Bonica, Adam. 2013. “Ideology and Interests in the Political Marketplace.” American Journal of Political Science 57 (2): 294–311.
———. 2017. “Database on Ideology, Money in Politics, and Elections (DIME).”
Bonica, Adam, Howard Rosenthal, David J. Rothman, and Kristy Blackwood. 2017. “Political Ideology and Sorting: The Mobility of Physicians.”
Gray, Virginia, David Lowery, and Jennifer K Benz. 2013. Interest Groups and Health Care Reform Across the United States. Georgetown University Press.
Hertel-Fernandez, Alexander, Theda Skocpol, and Daniel Lynch. 2016. “Business Associations, Conservative Networks, and the Ongoing Republican War over Medicaid Expansion.” Journal of Health Politics, Policy and Law 41 (2): 239–86.
Krehbiel, Keith. 1998. Pivotal Politics: A Theory of u.s. Lawmaking. Chicago: University of Chicago Press.
Rogers, Steven. 2016. “National Forces in State Legislative Elections.” The ANNALS of the American Academy of Political and Social Science 667 (1): 207–25.

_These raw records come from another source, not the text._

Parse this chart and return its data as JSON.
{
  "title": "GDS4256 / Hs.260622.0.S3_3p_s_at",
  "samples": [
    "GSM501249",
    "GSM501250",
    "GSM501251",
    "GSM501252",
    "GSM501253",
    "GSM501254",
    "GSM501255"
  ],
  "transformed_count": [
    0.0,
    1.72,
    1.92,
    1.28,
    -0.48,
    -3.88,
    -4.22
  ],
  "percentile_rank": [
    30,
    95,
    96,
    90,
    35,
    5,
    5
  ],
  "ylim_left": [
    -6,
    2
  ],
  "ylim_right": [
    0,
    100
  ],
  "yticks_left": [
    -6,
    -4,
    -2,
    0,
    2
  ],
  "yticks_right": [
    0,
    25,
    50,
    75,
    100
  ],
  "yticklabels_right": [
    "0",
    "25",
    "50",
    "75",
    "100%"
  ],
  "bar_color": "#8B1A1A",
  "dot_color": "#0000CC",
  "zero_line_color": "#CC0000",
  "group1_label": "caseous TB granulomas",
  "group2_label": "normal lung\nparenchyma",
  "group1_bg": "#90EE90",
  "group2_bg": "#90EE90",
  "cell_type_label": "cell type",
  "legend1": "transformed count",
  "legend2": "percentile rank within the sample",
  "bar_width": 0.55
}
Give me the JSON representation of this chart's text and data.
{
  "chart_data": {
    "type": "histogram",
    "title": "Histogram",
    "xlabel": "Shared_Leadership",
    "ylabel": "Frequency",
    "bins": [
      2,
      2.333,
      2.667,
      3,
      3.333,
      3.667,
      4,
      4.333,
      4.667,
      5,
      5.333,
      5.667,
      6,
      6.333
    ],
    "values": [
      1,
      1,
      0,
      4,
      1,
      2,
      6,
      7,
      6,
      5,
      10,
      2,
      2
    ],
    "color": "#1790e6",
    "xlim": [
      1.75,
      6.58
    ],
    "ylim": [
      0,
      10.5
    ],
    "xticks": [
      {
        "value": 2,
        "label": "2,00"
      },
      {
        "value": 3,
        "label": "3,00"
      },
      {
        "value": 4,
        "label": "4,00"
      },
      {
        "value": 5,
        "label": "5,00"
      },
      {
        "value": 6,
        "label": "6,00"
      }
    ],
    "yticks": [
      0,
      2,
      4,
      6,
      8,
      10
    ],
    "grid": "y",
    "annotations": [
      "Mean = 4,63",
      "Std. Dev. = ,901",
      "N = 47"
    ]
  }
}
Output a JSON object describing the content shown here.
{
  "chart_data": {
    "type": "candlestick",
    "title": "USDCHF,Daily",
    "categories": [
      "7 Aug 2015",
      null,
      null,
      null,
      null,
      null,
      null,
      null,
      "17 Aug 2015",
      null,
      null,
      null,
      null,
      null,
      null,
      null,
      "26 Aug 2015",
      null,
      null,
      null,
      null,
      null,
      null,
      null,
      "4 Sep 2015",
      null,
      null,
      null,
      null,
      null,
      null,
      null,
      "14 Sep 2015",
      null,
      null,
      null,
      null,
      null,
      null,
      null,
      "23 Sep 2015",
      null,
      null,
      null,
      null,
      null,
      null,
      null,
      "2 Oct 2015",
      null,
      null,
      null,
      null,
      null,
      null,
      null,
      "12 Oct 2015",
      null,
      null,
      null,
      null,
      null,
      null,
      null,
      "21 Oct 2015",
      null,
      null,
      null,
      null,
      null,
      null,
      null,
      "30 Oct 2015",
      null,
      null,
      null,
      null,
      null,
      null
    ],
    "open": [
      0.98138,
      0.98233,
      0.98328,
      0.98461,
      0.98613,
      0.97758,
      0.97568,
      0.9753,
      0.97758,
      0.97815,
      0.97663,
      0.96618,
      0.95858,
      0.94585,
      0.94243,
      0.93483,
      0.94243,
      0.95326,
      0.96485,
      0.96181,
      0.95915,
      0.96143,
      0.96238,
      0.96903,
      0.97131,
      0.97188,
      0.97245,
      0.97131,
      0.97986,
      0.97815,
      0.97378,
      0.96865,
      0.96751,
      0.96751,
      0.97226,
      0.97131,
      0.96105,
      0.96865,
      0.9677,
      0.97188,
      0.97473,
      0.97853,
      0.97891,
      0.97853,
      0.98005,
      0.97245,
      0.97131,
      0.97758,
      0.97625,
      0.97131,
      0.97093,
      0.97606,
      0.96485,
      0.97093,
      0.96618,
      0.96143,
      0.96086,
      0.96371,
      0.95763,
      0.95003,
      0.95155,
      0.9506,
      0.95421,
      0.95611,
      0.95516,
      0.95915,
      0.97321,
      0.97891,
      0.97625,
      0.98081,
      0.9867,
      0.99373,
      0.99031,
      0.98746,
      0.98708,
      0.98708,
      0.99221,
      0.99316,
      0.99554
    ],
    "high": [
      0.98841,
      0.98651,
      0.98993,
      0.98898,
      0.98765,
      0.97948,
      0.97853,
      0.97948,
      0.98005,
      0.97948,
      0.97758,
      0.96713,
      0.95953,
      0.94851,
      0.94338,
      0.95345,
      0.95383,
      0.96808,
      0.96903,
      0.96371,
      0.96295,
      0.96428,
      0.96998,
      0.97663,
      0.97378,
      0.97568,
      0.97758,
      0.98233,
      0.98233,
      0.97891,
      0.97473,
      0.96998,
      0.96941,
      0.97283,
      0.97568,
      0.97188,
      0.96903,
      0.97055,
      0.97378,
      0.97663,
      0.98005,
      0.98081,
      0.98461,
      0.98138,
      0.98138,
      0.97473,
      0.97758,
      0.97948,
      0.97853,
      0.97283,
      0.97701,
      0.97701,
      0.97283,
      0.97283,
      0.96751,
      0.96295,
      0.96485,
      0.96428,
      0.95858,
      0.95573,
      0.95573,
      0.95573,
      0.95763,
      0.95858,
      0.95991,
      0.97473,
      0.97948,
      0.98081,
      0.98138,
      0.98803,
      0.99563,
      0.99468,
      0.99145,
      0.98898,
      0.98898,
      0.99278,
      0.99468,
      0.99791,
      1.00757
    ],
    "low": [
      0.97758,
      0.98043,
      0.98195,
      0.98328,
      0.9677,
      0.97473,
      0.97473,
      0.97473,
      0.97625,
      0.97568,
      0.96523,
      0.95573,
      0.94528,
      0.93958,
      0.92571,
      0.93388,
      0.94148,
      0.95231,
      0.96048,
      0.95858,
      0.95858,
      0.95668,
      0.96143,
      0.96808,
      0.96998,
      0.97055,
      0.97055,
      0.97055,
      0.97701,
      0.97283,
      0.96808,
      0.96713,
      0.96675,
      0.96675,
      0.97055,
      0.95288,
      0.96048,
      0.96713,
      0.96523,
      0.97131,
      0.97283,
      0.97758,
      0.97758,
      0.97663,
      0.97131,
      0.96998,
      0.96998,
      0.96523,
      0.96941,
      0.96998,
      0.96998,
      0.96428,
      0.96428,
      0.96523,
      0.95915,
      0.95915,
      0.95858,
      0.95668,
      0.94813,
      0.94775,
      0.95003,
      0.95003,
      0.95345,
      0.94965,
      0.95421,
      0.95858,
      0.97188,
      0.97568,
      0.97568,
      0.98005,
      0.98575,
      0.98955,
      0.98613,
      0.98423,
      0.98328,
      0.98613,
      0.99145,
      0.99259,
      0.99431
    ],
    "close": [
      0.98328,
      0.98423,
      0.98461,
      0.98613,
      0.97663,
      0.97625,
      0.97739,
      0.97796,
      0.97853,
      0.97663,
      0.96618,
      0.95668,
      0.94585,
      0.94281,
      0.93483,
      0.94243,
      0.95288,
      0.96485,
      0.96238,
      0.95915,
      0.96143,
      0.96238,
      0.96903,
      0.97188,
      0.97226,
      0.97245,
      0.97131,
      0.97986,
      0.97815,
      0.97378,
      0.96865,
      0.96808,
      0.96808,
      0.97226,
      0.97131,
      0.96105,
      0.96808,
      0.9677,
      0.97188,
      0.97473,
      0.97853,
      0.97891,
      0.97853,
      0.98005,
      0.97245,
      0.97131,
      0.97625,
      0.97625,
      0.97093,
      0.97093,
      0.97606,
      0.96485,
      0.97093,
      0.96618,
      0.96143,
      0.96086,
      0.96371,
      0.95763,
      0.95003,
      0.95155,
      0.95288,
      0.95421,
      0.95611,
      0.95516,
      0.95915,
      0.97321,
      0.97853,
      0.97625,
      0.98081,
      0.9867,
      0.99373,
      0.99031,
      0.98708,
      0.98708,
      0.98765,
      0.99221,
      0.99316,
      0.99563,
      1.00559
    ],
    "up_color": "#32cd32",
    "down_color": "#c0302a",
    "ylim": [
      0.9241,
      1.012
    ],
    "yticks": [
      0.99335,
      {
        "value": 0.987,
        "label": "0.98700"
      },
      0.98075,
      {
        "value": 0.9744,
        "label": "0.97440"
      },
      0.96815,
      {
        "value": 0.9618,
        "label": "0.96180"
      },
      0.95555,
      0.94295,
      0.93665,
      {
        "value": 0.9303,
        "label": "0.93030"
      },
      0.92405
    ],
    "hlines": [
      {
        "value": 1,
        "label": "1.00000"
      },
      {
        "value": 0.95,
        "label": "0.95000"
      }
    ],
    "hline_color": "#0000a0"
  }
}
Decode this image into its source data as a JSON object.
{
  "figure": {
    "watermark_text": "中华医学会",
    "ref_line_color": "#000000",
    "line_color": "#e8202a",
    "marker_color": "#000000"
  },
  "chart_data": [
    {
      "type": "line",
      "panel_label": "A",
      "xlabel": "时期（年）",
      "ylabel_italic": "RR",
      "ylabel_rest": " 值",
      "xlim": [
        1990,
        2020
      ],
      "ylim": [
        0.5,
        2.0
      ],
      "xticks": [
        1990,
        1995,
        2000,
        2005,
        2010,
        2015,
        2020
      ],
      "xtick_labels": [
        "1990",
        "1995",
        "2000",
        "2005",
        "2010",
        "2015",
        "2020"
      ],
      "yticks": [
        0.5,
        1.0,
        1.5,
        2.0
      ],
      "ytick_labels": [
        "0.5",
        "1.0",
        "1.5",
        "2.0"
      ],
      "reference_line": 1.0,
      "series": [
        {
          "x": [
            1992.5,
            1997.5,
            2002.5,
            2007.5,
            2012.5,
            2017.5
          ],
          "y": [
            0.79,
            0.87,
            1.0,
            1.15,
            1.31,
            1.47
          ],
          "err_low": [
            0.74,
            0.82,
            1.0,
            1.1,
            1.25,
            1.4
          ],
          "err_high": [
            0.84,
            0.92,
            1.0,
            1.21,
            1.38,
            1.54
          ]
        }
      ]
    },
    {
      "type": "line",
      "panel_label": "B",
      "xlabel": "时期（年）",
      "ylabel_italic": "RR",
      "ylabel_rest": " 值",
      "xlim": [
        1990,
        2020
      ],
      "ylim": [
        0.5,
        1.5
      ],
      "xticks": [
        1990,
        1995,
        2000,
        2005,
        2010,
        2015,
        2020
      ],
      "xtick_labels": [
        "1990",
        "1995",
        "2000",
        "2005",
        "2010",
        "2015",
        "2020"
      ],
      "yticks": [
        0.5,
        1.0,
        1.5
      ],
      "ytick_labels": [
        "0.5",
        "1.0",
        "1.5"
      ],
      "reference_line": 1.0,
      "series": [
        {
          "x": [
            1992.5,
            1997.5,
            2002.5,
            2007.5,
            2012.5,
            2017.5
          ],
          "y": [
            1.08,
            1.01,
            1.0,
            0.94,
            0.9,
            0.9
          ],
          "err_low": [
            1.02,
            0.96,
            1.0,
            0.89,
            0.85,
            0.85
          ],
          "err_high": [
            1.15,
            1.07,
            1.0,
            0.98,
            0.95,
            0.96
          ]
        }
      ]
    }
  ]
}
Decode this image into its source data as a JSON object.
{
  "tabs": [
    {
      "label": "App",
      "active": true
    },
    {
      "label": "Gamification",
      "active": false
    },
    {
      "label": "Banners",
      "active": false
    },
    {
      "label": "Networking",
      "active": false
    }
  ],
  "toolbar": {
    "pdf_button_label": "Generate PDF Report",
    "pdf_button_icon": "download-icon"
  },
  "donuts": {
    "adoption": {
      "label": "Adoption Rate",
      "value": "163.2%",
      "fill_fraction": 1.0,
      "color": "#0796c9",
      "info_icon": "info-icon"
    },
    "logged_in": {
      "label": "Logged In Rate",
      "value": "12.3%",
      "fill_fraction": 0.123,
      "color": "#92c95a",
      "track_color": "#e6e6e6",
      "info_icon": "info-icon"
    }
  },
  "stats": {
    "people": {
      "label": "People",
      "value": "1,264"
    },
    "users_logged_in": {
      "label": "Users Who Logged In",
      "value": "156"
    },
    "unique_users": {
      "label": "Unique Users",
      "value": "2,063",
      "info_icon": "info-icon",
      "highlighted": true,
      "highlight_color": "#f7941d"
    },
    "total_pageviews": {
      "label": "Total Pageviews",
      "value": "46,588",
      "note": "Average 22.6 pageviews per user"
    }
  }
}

Shor, Boris. 2020. “Two Decades of Polarization in American State Legislatures.”
Shor, Boris, and Nolan McCarty. 2011. “The Ideological Mapping of American Legislatures.” American Political Science Review 105 (3): 530–51.
Soroka, Stuart N, and Elvin T Lim. 2003. “Issue Definition and the Opinion-Policy Link: Public Preferences and Health Care Spending in the US and UK.” The British Journal of Politics & International Relations 5 (4): 576–93.
Tausanovitch, Chris, and Christopher Warshaw. 2013. “Measuring Constituent Policy Preferences in Congress, State Legislatures, and Cities.” Journal of Politics 75 (2): 330–42.
Volden, Craig, and Alan Wiseman. 2011. “Breaking Gridlock: The Determinants of Health Policy Change in Congress.” Journal of Health Politics, Policy and Law 36 (2): 227–64.
Warshaw, Christopher, and Jonathan Rodden. 2012. “How Should We Measure District-Level Public Opinion on Individual Issues?” Journal of Politics 74 (1): 203–19.
Wlezien, Christopher. 2004. “Patterns of Representation: Dynamics of Public Preferences and Policy.” Journal of Politics 66 (1): 1–24.